The University Record, September 25, 2000

Photo stories: ‘Ancient Microworlds’ opens Sept. 29

A free, public exhibition of color photographs of fossils, ‘Ancient Microworlds,’ will be on display Sept. 29–April 30 at the Exhibit Museum of Natural History. Giraud Foster, a retired physician, archaeologist and biochemist, and his colleague Norman Barker, assistant director of the Department of Photography at the Johns Hopkins Medical School, have used high magnification photography to reveal the complex patterns of ancient life. Foster will deliver a lecture on the exhibition at 7 p.m. Sept. 29 for its opening.

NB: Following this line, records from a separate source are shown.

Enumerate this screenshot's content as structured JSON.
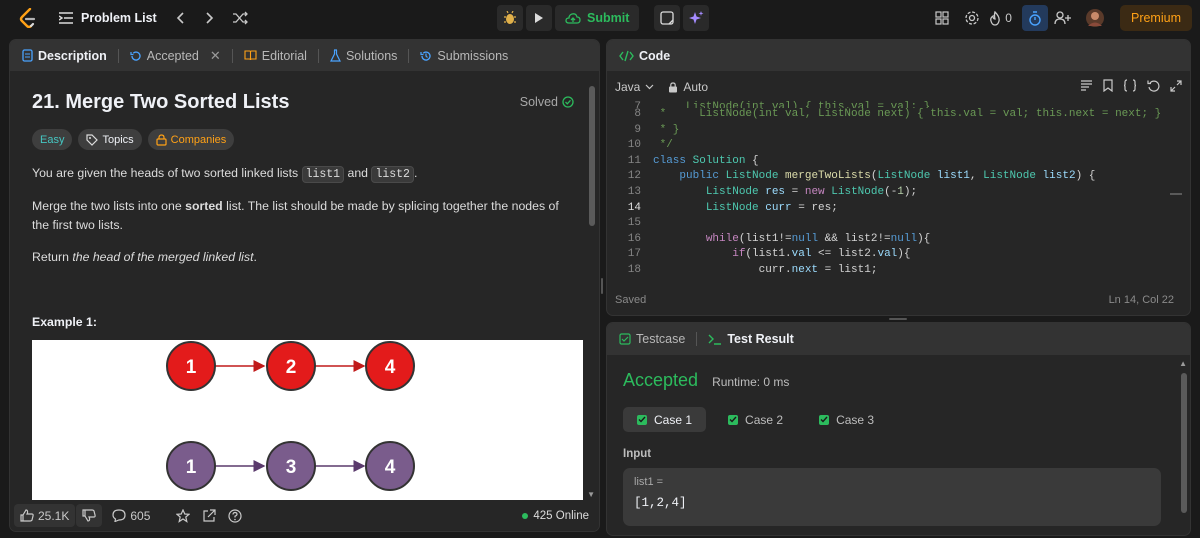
{
  "topbar": {
    "problem_list": "Problem List",
    "submit_label": "Submit",
    "streak_count": "0",
    "premium_label": "Premium"
  },
  "desc_tabs": [
    {
      "label": "Description"
    },
    {
      "label": "Accepted"
    },
    {
      "label": "Editorial"
    },
    {
      "label": "Solutions"
    },
    {
      "label": "Submissions"
    }
  ],
  "problem": {
    "title": "21. Merge Two Sorted Lists",
    "status": "Solved",
    "tags": [
      "Easy",
      "Topics",
      "Companies"
    ],
    "p1_a": "You are given the heads of two sorted linked lists ",
    "p1_code1": "list1",
    "p1_b": " and ",
    "p1_code2": "list2",
    "p1_c": ".",
    "p2_a": "Merge the two lists into one ",
    "p2_bold": "sorted",
    "p2_b": " list. The list should be made by splicing together the nodes of the first two lists.",
    "p3_a": "Return ",
    "p3_em": "the head of the merged linked list",
    "p3_b": ".",
    "example_title": "Example 1:",
    "list1_nodes": [
      "1",
      "2",
      "4"
    ],
    "list2_nodes": [
      "1",
      "3",
      "4"
    ]
  },
  "footer": {
    "likes": "25.1K",
    "comments": "605",
    "online": "425 Online"
  },
  "code_panel": {
    "title": "Code",
    "language": "Java",
    "mode": "Auto",
    "saved": "Saved",
    "cursor": "Ln 14, Col 22"
  },
  "result_panel": {
    "tab_testcase": "Testcase",
    "tab_result": "Test Result",
    "verdict": "Accepted",
    "runtime": "Runtime: 0 ms",
    "cases": [
      "Case 1",
      "Case 2",
      "Case 3"
    ],
    "input_label": "Input",
    "input_name": "list1 =",
    "input_value": "[1,2,4]"
  },
  "colors": {
    "accent": "#ffa116",
    "success": "#2cbb5d",
    "node_red": "#e31b1b",
    "node_purple": "#7a5c8c"
  }
}
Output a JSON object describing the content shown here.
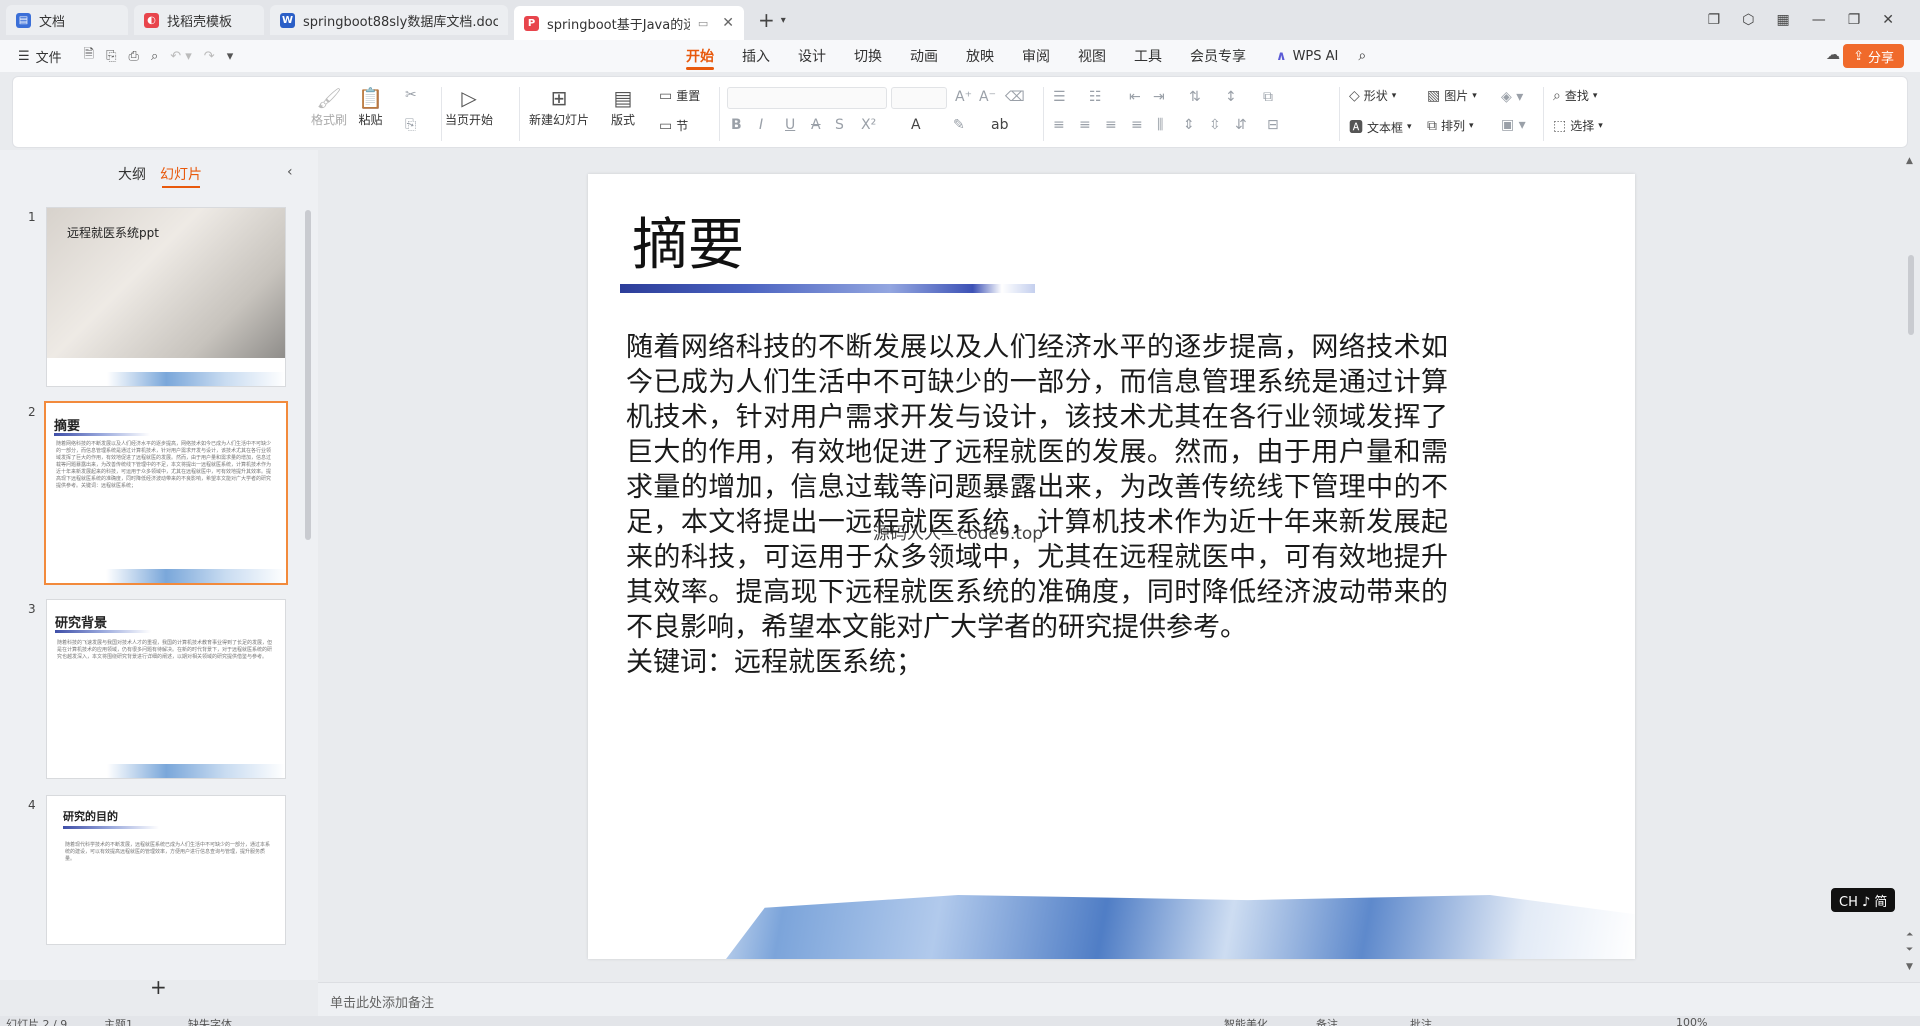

Shown at right is a photograph of unidentified gastropods from Germany (age unknown). Gastropods have a spiral shell and a foot that spreads out broadly when the animal is moving forward but which can be retracted within the shell when the animal is frightened. They also have two tentacles, each ending in an eye, and a mantle that secretes the shell. The gastropods have played an important role in geologic history, voraciously eating cyanobacteria, one of the oldest life forms, and nearly causing their extinction. In keeping cyanobacteria under control, gastropods may have saved the world. Cyanobacteria produce oxygen, and our atmosphere already has 20 percent. If appreciably more oxygen had ever existed, the earth might have spontaneously combusted millions of years ago.